Cotidiano

FRAUDE MILIONÁRIA

Umuaramense está entre as 16 pessoas presas suspeitas de fraudar pagamento do IPVA

07/10/2020 13H03

A operação cumpriu simultaneamente mais de 30 mandados de prisão e de busca e apreensão em diversas cidades do Paraná (foto divulgação Polícia Civil)

A Polícia Civil prendeu 16 pessoas suspeitas de integrar uma organização criminosa que oferecia a proprietários de carros de luxo a quitação do Imposto Sobre a Propriedade de Veículos Automotores (IPVA), com descontos que variavam entre 30% e 50%. O pagamento do débito era realizado através de invasão de contas bancárias alheias.

PRESOS

Entre os presos está um empresário de Umuarama. O mandado de prisão temporária foi expedido pela Justiça da Bahia e é válida por cinco dias. Foi arbitrada fiança de R$ 3 mil, mas a informação é que o valor não foi recolhido até o momento.

As prisões ocorreram também em Paranavaí, Foz do Iguaçu, Curitiba e Marabá, no Pará. Os policiais ainda cumpriram 15 mandados de busca e apreensão.

FRAUDE

Durante investigações, que duraram aproximadamente oito meses, a polícia descobriu que diversos angariadores estariam atuando no Paraná associados a criminosos do Pará, para onde a maior parte do dinheiro arrecadado é encaminhado.

DESPACHANTES

Segundo a polícia, também foi apurado o envolvimento de despachantes.
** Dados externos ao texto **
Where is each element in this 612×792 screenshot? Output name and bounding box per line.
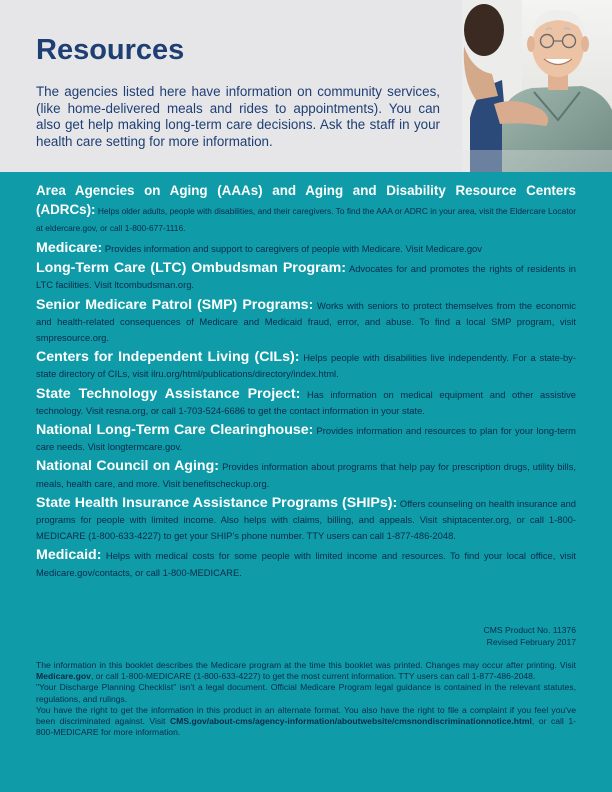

De acordo com a polícia, apesar de não haver indícios de que ofereciam o benefício aos seus clientes, se valiam dos serviços prestados de pagamento de IPVA para utilizar a fraude. Ou seja, na medida que os valores eram repassados pelos proprietários dos veículos, o ganho dos despachantes era integral.

IPVA

Foram analisados 27 IPVAs, quitados por duas contas distintas, sendo uma do Rio Grande do Norte e outra da Bahia, nos anos de 2017 e 2019, totalizando R$ 87,9 mil. Os criminosos recebiam entre 50% a 70% do valor total do imposto, já que não tinham custo algum para quitação do débito.

Para dar ainda mais credibilidade à prática criminosa, os indivíduos cobravam dos proprietários o valor referente à quitação do débito somente após baixa no sistema, comprovando o pagamento.

Segundo a polícia, as investigações agora vão apurar o envolvimento de outras pessoas no esquema criminoso.